Une bassine sur la tête, un seau à la main sur une distance de 2km
Sur le site, plusieurs trous ont été creusés, à ciel ouvert, à la tombée de la nuit, ils peuvent se transformer en repaires pour des animaux. Un danger permanent qui ne fait pas peur à la jeune dame Hawa, mariée et mère de 4 enfants. Elle vient très tôt le matin chercher de l’eau, accompagnée d’autres femmes, parfois seule. « Il est possible de trouver toute sorte de créatures dans ces trous, mais on efface ces éventualités de nos têtes pour affronter les dangers, non pas parce que nous ne ressentons pas de la peur, mais parce que tout simplement nous n'avons pas d’alternatives. On ne peut pas se passer d'eau dans nos maisons et si on ne vient pas ici, où est-ce qu'on va trouver de l'eau ? », demande-t-elle.

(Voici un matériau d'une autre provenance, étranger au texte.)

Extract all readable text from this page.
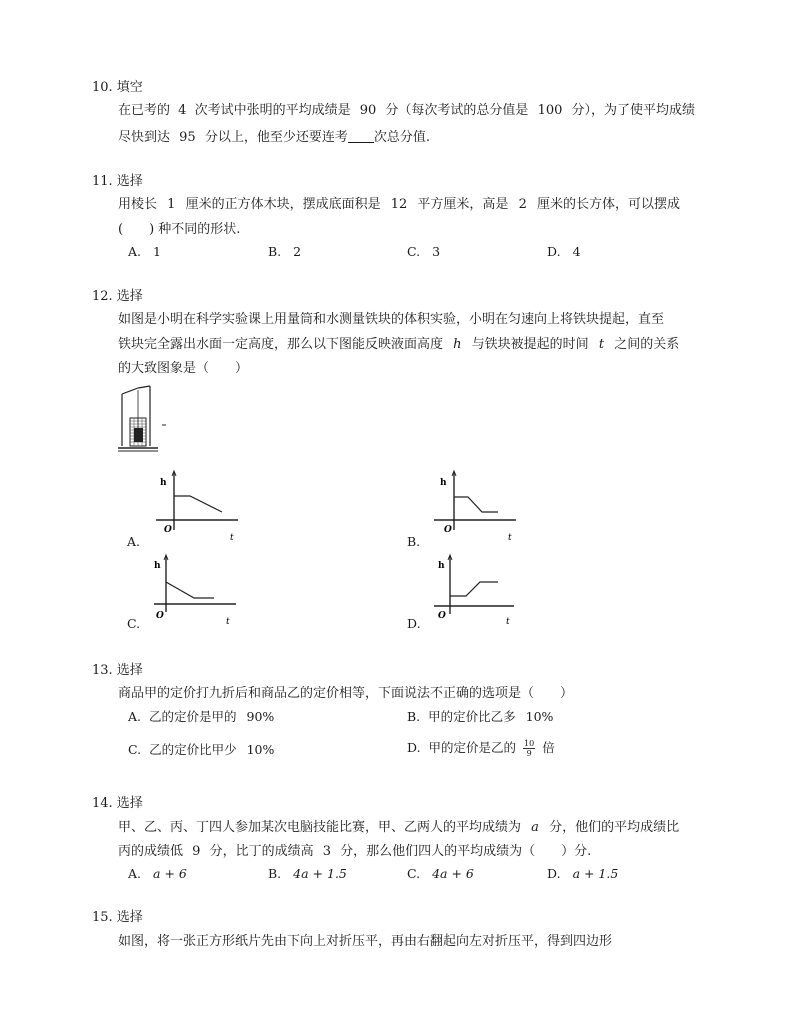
10. 填空
在已考的 4 次考试中张明的平均成绩是 90 分（每次考试的总分值是 100 分），为了使平均成绩
尽快到达 95 分以上，他至少还要连考 次总分值.
11. 选择
用棱长 1 厘米的正方体木块，摆成底面积是 12 平方厘米，高是 2 厘米的长方体，可以摆成
(　　) 种不同的形状.
A. 1	B. 2	C. 3	D. 4
12. 选择
如图是小明在科学实验课上用量筒和水测量铁块的体积实验，小明在匀速向上将铁块提起，直至
铁块完全露出水面一定高度，那么以下图能反映液面高度 h 与铁块被提起的时间 t 之间的关系
的大致图象是（　　）
A.
h
O
t	B.
h
O
t
C.
h
O
t	D.
h
O
t
13. 选择
商品甲的定价打九折后和商品乙的定价相等，下面说法不正确的选项是（　　）
A. 乙的定价是甲的 90%	B. 甲的定价比乙多 10%
C. 乙的定价比甲少 10%	D. 甲的定价是乙的 $\frac{10}{9}$ 倍
14. 选择
甲、乙、丙、丁四人参加某次电脑技能比赛，甲、乙两人的平均成绩为 a 分，他们的平均成绩比
丙的成绩低 9 分，比丁的成绩高 3 分，那么他们四人的平均成绩为（　　）分.
A. a + 6	B. 4a + 1.5	C. 4a + 6	D. a + 1.5
15. 选择
如图，将一张正方形纸片先由下向上对折压平，再由右翻起向左对折压平，得到四边形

Elle fait deux aller-retours avant 9 heures, une bassine sur la tête et un seau à la main sur une distance de 2 km. « C’est très dur, confie-t-elle dans un petit sourire. Marcher plus de 2km avec tout ce poids, c’est très dur mais on n'a pas le choix. C’est pourquoi, quand on se réveille les matins, on a des courbatures partout. Il faudrait que le forage soit réparé très rapidement, sinon on risque de vieillir toutes avant l’heure ».
« Nous buvons cette eau sans la filtrer »
Malgré l’aspect coloré de cette eau, les populations la consomment sans filtre. Selon l'infirmier Ass Thiam, Secrétaire général régional du Sutsas, cette eau qui est consommée, présente beaucoup de risques sanitaires. Elle expose les populations à de graves maladies. Mais, elles ignorent les risques et continuent de boire cette eau. « Cette eau douce est plus délicieuse même que l’eau qui vient des robinets. Nous la buvons sans même la filtrer, nous la trouvons potable, car nos ancêtres la buvaient ainsi sans problème. Et nous aussi, on la boit et ça ne nous cause aucun problème de santé », déclare Aissata.
13 millions pour la réparation du forage
Le forage du village qui était la principale source d’eau n’est plus fonctionnel depuis des mois. La cause au puits qui s'est abîmé. Selon M. Camara, le responsable de la gestion du forage, c’est ce puits qui s'est définitivement détérioré. « L’eau qui sort du puits comporte une grande quantité d'argile. Nous avons fait appel à beaucoup de techniciens mais ils n’ont pas réussi à régler le problème. Au départ, nous avons pensé que c’était un problème de pompe, on en a acheté deux, mais elles se sont abîmées toutes. Actuellement, il nous faut creuser un autre puits pour avoir de l’eau potable et l’entreprise nous demande 13 millions pour forer un puits », explique-t-il.
En attendant l’intervention des autorités, les ressortissants du village installés à l’étranger ont déjà entamé les cotisations pour rassembler le montant qui abrégera le grand supplice des femmes de Hamarabe.